Dentro la tappa con Alessandro De Marchi: «Il Giro più bello grazie a Enzo»

Il racconto del corridore che ha portato all’arrivo la bandiera del Friuli

Alessandro De Marchi
L'arrivo di De Marchi con la bandiera Friuli © Petrussi
L'arrivo di De Marchi con la bandiera Friuli © Petrussi

È stato forse il Giro d’Italia più bello quello che si conclude a Roma. Un Giro d’Italia che ho corso dando tutto sulla strada e che mi ha riportato ancora una volta a correre sulle strade di casa mia che è sempre un’emozione grande, indescrivibile. Ho voluto, come faccio ormai da tempo, correre con la bandiera del Friuli per estrarla poi all’arrivo. Per me è un must. È un modo per ringraziare la gente della terra da qui vengo. Gente speciale che anche durante la cronoscalata al Lussari mi ha letteralmente spinto a suon di tifo.

Nel primo chilometro e mezzo di salita, dove c’erano tanti friulani, l’attenzione incredibile, l’affetto che le persone mi hanno riversato addosso mi hanno fatto andare fuori giri, fuori ritmo, sono andato troppo forte e poi ho pagato, ma in mezzo a una cosa così non potevo fare altrimenti. Tornando al Giro, per me dicevo è stato uno dei più belli. Per un mix di ragioni. Anzitutto per come lo abbiamo corso come squadra, un team nel quale sono arrivato in modo un po’r ocambolesco, ma che mi ha accolto e fatto sentire apprezzato consentendomi di mostrare quello che potevo fare. Sono contento di com’è andata la corsa, perché ripeto, sulla strada ho lasciato tutto quello che avevo, non posso recriminare nulla. E poi questo Giro è stato speciale perché sono tornato a correre in Friuli e quando lo faccio, come dico spesso, ho già vinto.

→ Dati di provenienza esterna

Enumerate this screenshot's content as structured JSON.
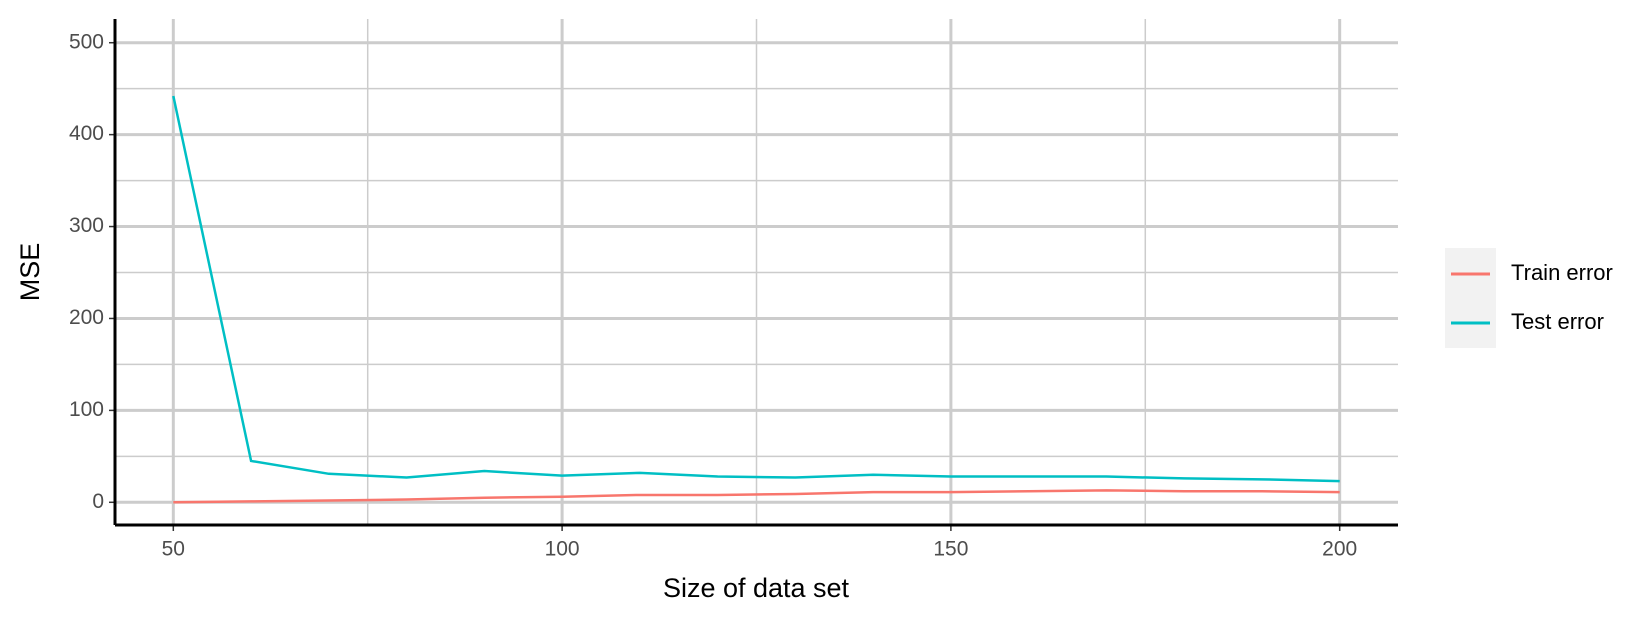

Non si può spiegare l’emozione di correre il Giro passando a casa tua. C’è sempre qualcosa di magico. Dallo Zoncolan al passaggio per Buja degli anni scorso fino al magnifico Lussari. E parlare di Lussari per me significa parlare di Enzo Cainero, perché questa salita è stata il suo ultimo grande regalo al ciclismo e alla nostra terra. Avevo iniziato a sentirlo parlare di questo progetto anni fa, poi nuovamente a fine estate scorsa: io ancora senza contratto, lui invece prossimo a mettere a segno questa giornata. Mi ricordo che mi disse: «Non può essere che il Giro arrivi sul Lussari e tu non ci sia».

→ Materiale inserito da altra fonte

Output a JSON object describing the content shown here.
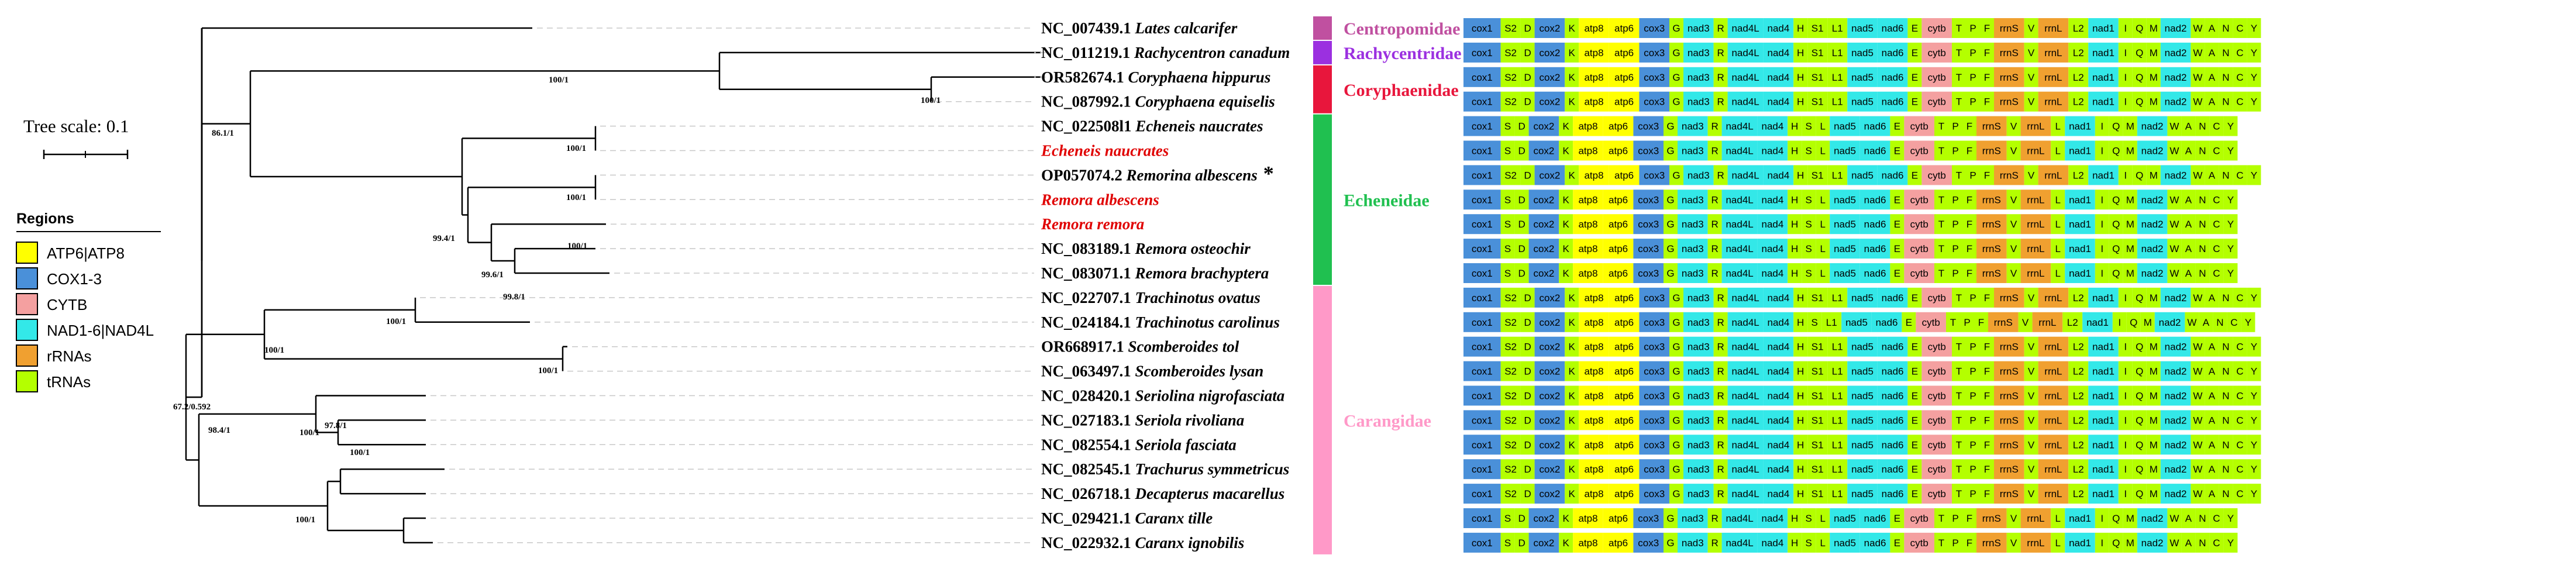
{
  "scale": {
    "label": "Tree scale: 0.1"
  },
  "legend": {
    "title": "Regions",
    "items": [
      {
        "label": "ATP6|ATP8",
        "color": "#ffff00"
      },
      {
        "label": "COX1-3",
        "color": "#4a90d9"
      },
      {
        "label": "CYTB",
        "color": "#f4a0a0"
      },
      {
        "label": "NAD1-6|NAD4L",
        "color": "#33e8e8"
      },
      {
        "label": "rRNAs",
        "color": "#f0a030"
      },
      {
        "label": "tRNAs",
        "color": "#b4ff00"
      }
    ]
  },
  "colors": {
    "atp": "#ffff00",
    "cox": "#4a90d9",
    "cytb": "#f4a0a0",
    "nad": "#33e8e8",
    "rrna": "#f0a030",
    "trna": "#b4ff00"
  },
  "taxa": [
    {
      "acc": "NC_007439.1",
      "sp": "Lates calcarifer",
      "cls": "s1"
    },
    {
      "acc": "NC_011219.1",
      "sp": "Rachycentron canadum",
      "cls": "s1"
    },
    {
      "acc": "OR582674.1",
      "sp": "Coryphaena hippurus",
      "cls": "s1"
    },
    {
      "acc": "NC_087992.1",
      "sp": "Coryphaena equiselis",
      "cls": "s1"
    },
    {
      "acc": "NC_022508l1",
      "sp": "Echeneis naucrates",
      "cls": "s2"
    },
    {
      "acc": "",
      "sp": "Echeneis naucrates",
      "cls": "s2"
    },
    {
      "acc": "OP057074.2",
      "sp": "Remorina albescens",
      "cls": "s1",
      "mark": "*"
    },
    {
      "acc": "",
      "sp": "Remora albescens",
      "cls": "s2"
    },
    {
      "acc": "",
      "sp": "Remora remora",
      "cls": "s2"
    },
    {
      "acc": "NC_083189.1",
      "sp": "Remora osteochir",
      "cls": "s2"
    },
    {
      "acc": "NC_083071.1",
      "sp": "Remora brachyptera",
      "cls": "s2"
    },
    {
      "acc": "NC_022707.1",
      "sp": "Trachinotus ovatus",
      "cls": "s1"
    },
    {
      "acc": "NC_024184.1",
      "sp": "Trachinotus carolinus",
      "cls": "s3"
    },
    {
      "acc": "OR668917.1",
      "sp": "Scomberoides tol",
      "cls": "s1"
    },
    {
      "acc": "NC_063497.1",
      "sp": "Scomberoides lysan",
      "cls": "s1"
    },
    {
      "acc": "NC_028420.1",
      "sp": "Seriolina nigrofasciata",
      "cls": "s1"
    },
    {
      "acc": "NC_027183.1",
      "sp": "Seriola rivoliana",
      "cls": "s1"
    },
    {
      "acc": "NC_082554.1",
      "sp": "Seriola fasciata",
      "cls": "s1"
    },
    {
      "acc": "NC_082545.1",
      "sp": "Trachurus symmetricus",
      "cls": "s1"
    },
    {
      "acc": "NC_026718.1",
      "sp": "Decapterus macarellus",
      "cls": "s1"
    },
    {
      "acc": "NC_029421.1",
      "sp": "Caranx tille",
      "cls": "s2"
    },
    {
      "acc": "NC_022932.1",
      "sp": "Caranx ignobilis",
      "cls": "s2"
    }
  ],
  "families": [
    {
      "name": "Centropomidae",
      "color": "#c050a0",
      "from": 0,
      "to": 0
    },
    {
      "name": "Rachycentridae",
      "color": "#9b30e0",
      "from": 1,
      "to": 1
    },
    {
      "name": "Coryphaenidae",
      "color": "#e8163c",
      "from": 2,
      "to": 3
    },
    {
      "name": "Echeneidae",
      "color": "#20c050",
      "from": 4,
      "to": 10
    },
    {
      "name": "Carangidae",
      "color": "#ff99c8",
      "from": 11,
      "to": 21
    }
  ],
  "supports": [
    "100/1",
    "100/1",
    "86.1/1",
    "100/1",
    "100/1",
    "100/1",
    "99.4/1",
    "99.6/1",
    "99.8/1",
    "100/1",
    "100/1",
    "100/1",
    "97.8/1",
    "100/1",
    "100/1",
    "98.4/1",
    "100/1",
    "67.2/0.592"
  ],
  "gene_classes": {
    "cox1": "cox",
    "S2": "trna",
    "S": "trna",
    "D": "trna",
    "cox2": "cox",
    "K": "trna",
    "atp8": "atp",
    "atp6": "atp",
    "cox3": "cox",
    "G": "trna",
    "nad3": "nad",
    "R": "trna",
    "nad4L": "nad",
    "nad4": "nad",
    "H": "trna",
    "S1": "trna",
    "L1": "trna",
    "L": "trna",
    "nad5": "nad",
    "nad6": "nad",
    "E": "trna",
    "cytb": "cytb",
    "T": "trna",
    "P": "trna",
    "F": "trna",
    "rrnS": "rrna",
    "V": "trna",
    "rrnL": "rrna",
    "L2": "trna",
    "nad1": "nad",
    "I": "trna",
    "Q": "trna",
    "M": "trna",
    "nad2": "nad",
    "W": "trna",
    "A": "trna",
    "N": "trna",
    "C": "trna",
    "Y": "trna"
  },
  "gene_orders": {
    "s1": [
      "cox1",
      "S2",
      "D",
      "cox2",
      "K",
      "atp8",
      "atp6",
      "cox3",
      "G",
      "nad3",
      "R",
      "nad4L",
      "nad4",
      "H",
      "S1",
      "L1",
      "nad5",
      "nad6",
      "E",
      "cytb",
      "T",
      "P",
      "F",
      "rrnS",
      "V",
      "rrnL",
      "L2",
      "nad1",
      "I",
      "Q",
      "M",
      "nad2",
      "W",
      "A",
      "N",
      "C",
      "Y"
    ],
    "s2": [
      "cox1",
      "S",
      "D",
      "cox2",
      "K",
      "atp8",
      "atp6",
      "cox3",
      "G",
      "nad3",
      "R",
      "nad4L",
      "nad4",
      "H",
      "S",
      "L",
      "nad5",
      "nad6",
      "E",
      "cytb",
      "T",
      "P",
      "F",
      "rrnS",
      "V",
      "rrnL",
      "L",
      "nad1",
      "I",
      "Q",
      "M",
      "nad2",
      "W",
      "A",
      "N",
      "C",
      "Y"
    ],
    "s3": [
      "cox1",
      "S2",
      "D",
      "cox2",
      "K",
      "atp8",
      "atp6",
      "cox3",
      "G",
      "nad3",
      "R",
      "nad4L",
      "nad4",
      "H",
      "S",
      "L1",
      "nad5",
      "nad6",
      "E",
      "cytb",
      "T",
      "P",
      "F",
      "rrnS",
      "V",
      "rrnL",
      "L2",
      "nad1",
      "I",
      "Q",
      "M",
      "nad2",
      "W",
      "A",
      "N",
      "C",
      "Y"
    ]
  }
}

Questa era una delle imprese alle quali teneva di più per la location straordinaria, per il respiro internazionale dell’evento dato dalla vicinanza di Austria e Slovenia, per il santuario. In una giornata così perfetto com’è quella di oggi un pezzettino manca ed è lui, la sua presenza, ci si guarda in giro e sempre impossibile non vederlo avvicinarsi sorridente con la sua camicia rosa d’ordinanza. Enzo è stato un tassello molto importante della mia carriera. Grazie a lui ho vissuto forse i momenti più belli, al di là delle vittorie: quando sono passato in Friuli è stato sempre grazie a lui e ho vissuto delle giornate incredibili.

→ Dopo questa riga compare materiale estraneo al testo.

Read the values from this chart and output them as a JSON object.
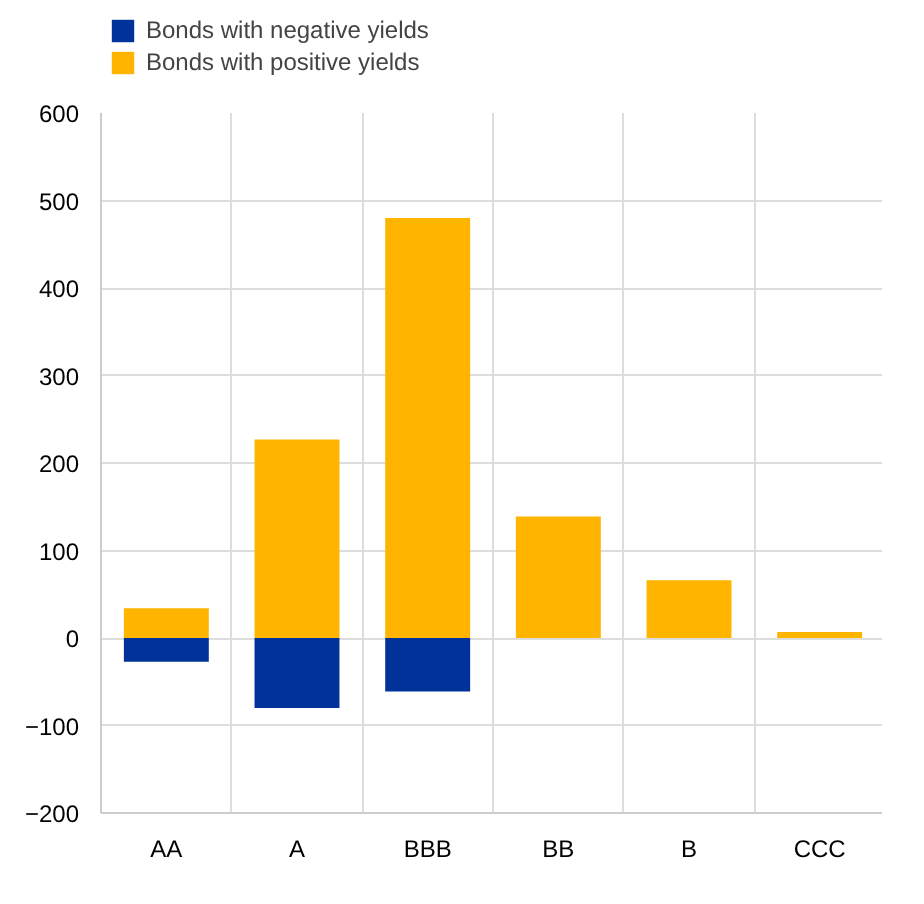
{
  "chart_data": {
    "type": "bar",
    "stacked": true,
    "categories": [
      "AA",
      "A",
      "BBB",
      "BB",
      "B",
      "CCC"
    ],
    "series": [
      {
        "name": "Bonds with negative yields",
        "color": "#003299",
        "values": [
          -27,
          -80,
          -61,
          null,
          null,
          null
        ]
      },
      {
        "name": "Bonds with positive yields",
        "color": "#ffb400",
        "values": [
          34,
          227,
          480,
          139,
          66,
          7
        ]
      }
    ],
    "ylim": [
      -200,
      600
    ],
    "yticks": [
      -200,
      -100,
      0,
      100,
      200,
      300,
      400,
      500,
      600
    ],
    "grid": true,
    "legend": "top left"
  }
}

È una cosa che forse ho realizzato con calma, con il tempo e nel momento in cui anche il rapporto con Enzo stava raggiungendo un livello diverso per mille motivi, anche per via della mia maggiore età, è successo quello che è successo. Oggi il pezzettino che manca quassù è lui. Un pensiero lo voglio dedicare anche a Jonathan Milan che ha corso un grande Giro, ripetersi nei prossimi anni non sarà facile. Quello che mi auguro per lui e che cercherò di dirgli è che si porti a casa soprattutto l’esperienza di queste tre settimane, con i loro alti e i bassi, che lo arricchirà di più per il prosieguo della sua carriera, perché questo per lui è solo l’inizio.

Adesso è tempo di volare a Roma, dove calerà il sipario sul Giro e dove soprattutto riabbraccerò la mia famiglia, i miei bambini, che già nel pomeriggio hanno preso l’aereo per andare a prendere papà. Sarà ancora una volta una grande emozione.